Restriction on disabled OBC candidates held as arbitrary by Madras High Court
21 Mar, 2012
An orthopaedic-disabled Other Backward Classes (OBC) candidate appeared in the civil services preliminary examination for the eighth time in the examination conducted during 2007 and for the ninth time the next year. On not finding his name in the list of successful candidates who had cleared the preliminary examination, he filed an application under the RTI Act. He was informed that as he had already exhausted the maximum permissible seven attempts, he was not considered. He challenged the notification of December 2007 issued in respect of civil services examination, 2008 before the CAT, Chennai along with a petition seeking to condone the delay which was dismissed by the CAT without going into its merits. He filed a writ petition before the Madras High Court.
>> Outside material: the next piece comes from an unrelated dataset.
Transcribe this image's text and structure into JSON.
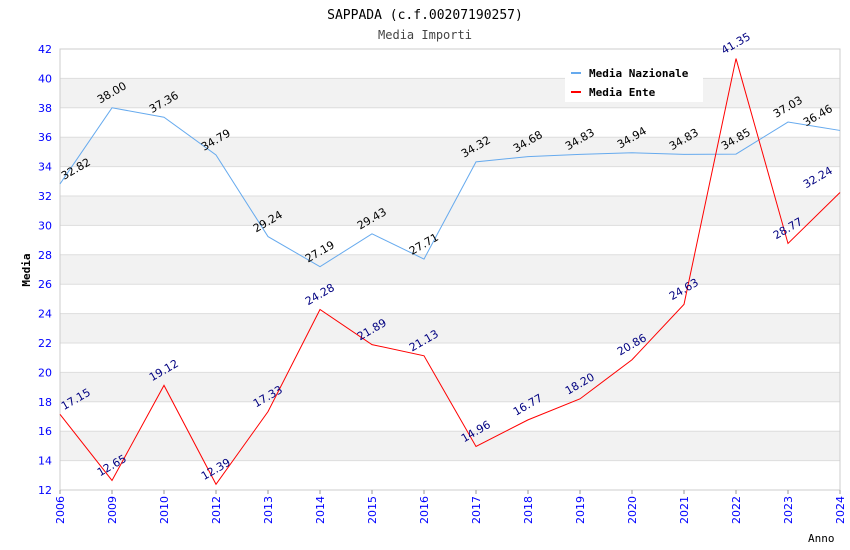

A Division Bench of Justices Elipe Dharma Rao and N. Kirubakaran of the Madras High Court has held that the maximum number of attempts (seven) fixed for physically challenged persons in the Other Backward Classes (OBC) category in the civil services examination is arbitrary as the disabled in the general category are also allowed seven attempts while there is no restriction for the disabled belonging to Scheduled Castes and Tribes. The bench ruled that restricting the number of attempts to seven in respect of such candidates in the OBC community was a violation of Article 14 of the Constitution.
In the general category, the number of attempts had been increased from four to seven in respect of physically challenged candidates and the non-increase in the number of attempts in respect of physically challenged candidates belonging to OBC proportionately to the number in the general category was arbitrary and prejudicial to the interests of physically challenged persons belonging to OBC.